Le département de l'Aisne a pris la décision de fermer immédiatement un foyer accueillant des mineurs non autorisés, suite à des soupçons de maltraitance. Cette annonce a été faite par le parquet de Laon, qui a révélé que l'établissement ne possédait aucune accréditation.
Le foyer, localisé à Beautor, a été mis à l'arrêt après un signalement révélateur.
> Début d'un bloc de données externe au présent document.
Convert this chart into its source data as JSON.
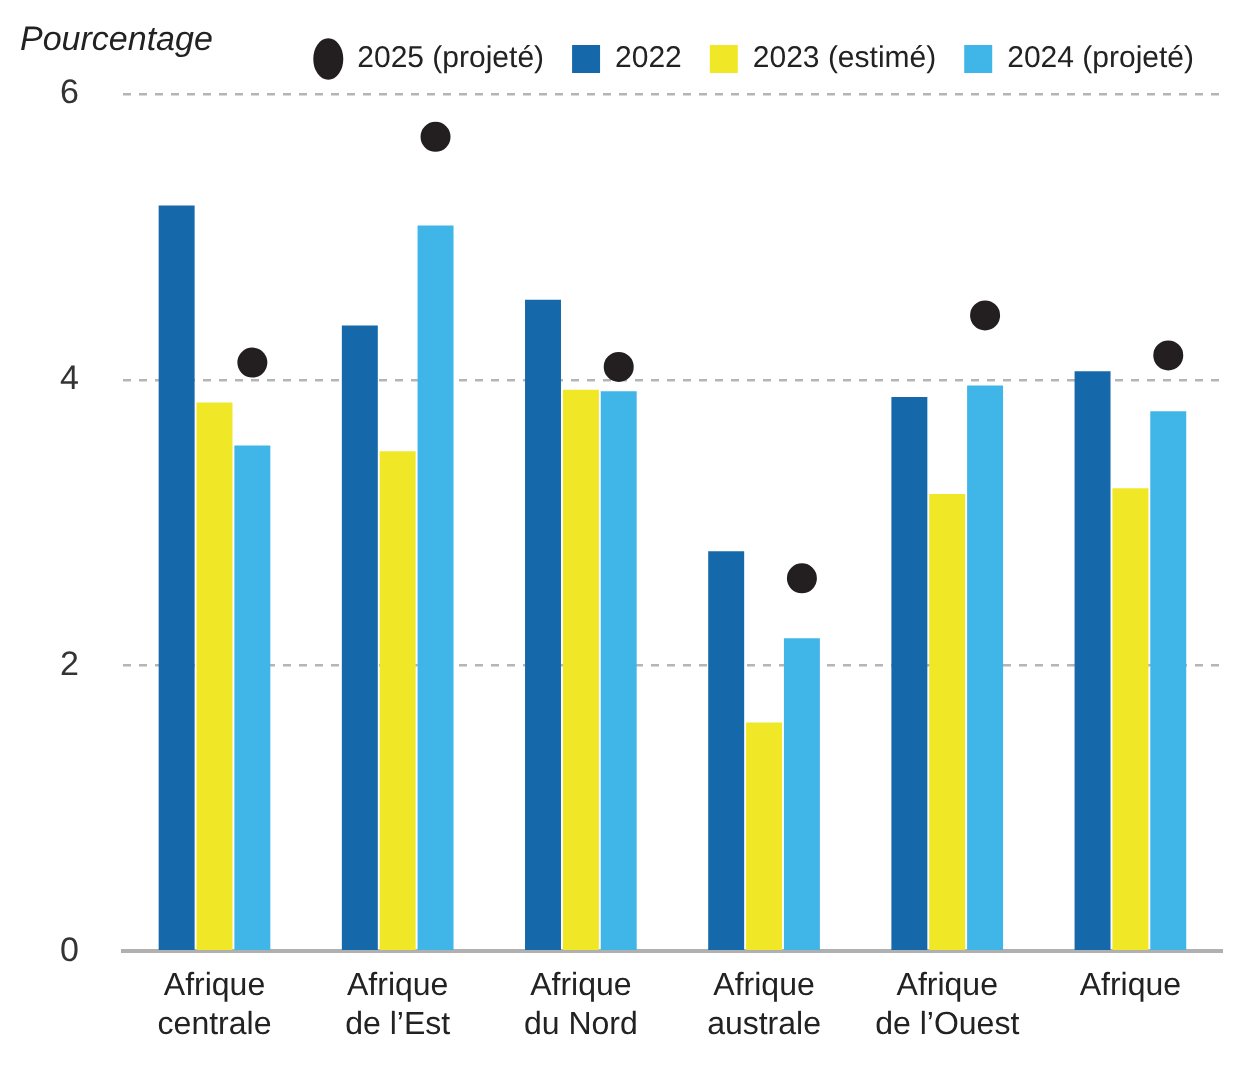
{
  "chart_data": {
    "type": "bar",
    "ylabel": "Pourcentage",
    "categories": [
      "Afrique centrale",
      "Afrique de l’Est",
      "Afrique du Nord",
      "Afrique australe",
      "Afrique de l’Ouest",
      "Afrique"
    ],
    "series": [
      {
        "name": "2022",
        "color": "#1569ab",
        "values": [
          5.22,
          4.38,
          4.56,
          2.8,
          3.88,
          4.06
        ]
      },
      {
        "name": "2023 (estimé)",
        "color": "#f0e826",
        "values": [
          3.84,
          3.5,
          3.93,
          1.6,
          3.2,
          3.24
        ]
      },
      {
        "name": "2024 (projeté)",
        "color": "#40b6e8",
        "values": [
          3.54,
          5.08,
          3.92,
          2.19,
          3.96,
          3.78
        ]
      },
      {
        "name": "2025 (projeté)",
        "type": "scatter",
        "color": "#231f20",
        "values": [
          4.12,
          5.7,
          4.09,
          2.61,
          4.45,
          4.17
        ]
      }
    ],
    "ylim": [
      0,
      6
    ],
    "yticks": [
      0,
      2,
      4,
      6
    ],
    "grid": "y",
    "legend": "top right",
    "marker": "circle"
  }
}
L'établissement, géré par une association de la région parisienne, accueillait des jeunes de Île-de-France dans le cadre d'un programme de "séjour de rupture". Selon un communiqué officiel, les autorités se sont hastées de fermer la structure pour assurer la sécurité des mineurs présents.
Des accusations de violences "relativement légères" ont été portées contre deux accompagnants, qui sont soupçonnés d'avoir administré des punitions physiques telles que des "petites claques sur la tête" et imposé des activités sportives en guise de sanction. Les témoignages des adolescents aged 15 à 17 ans sont au cœur de l'enquête, selon le procureur Jean-Baptiste Miot. Cependant, les deux encadrants ont fermement contesté les allégations.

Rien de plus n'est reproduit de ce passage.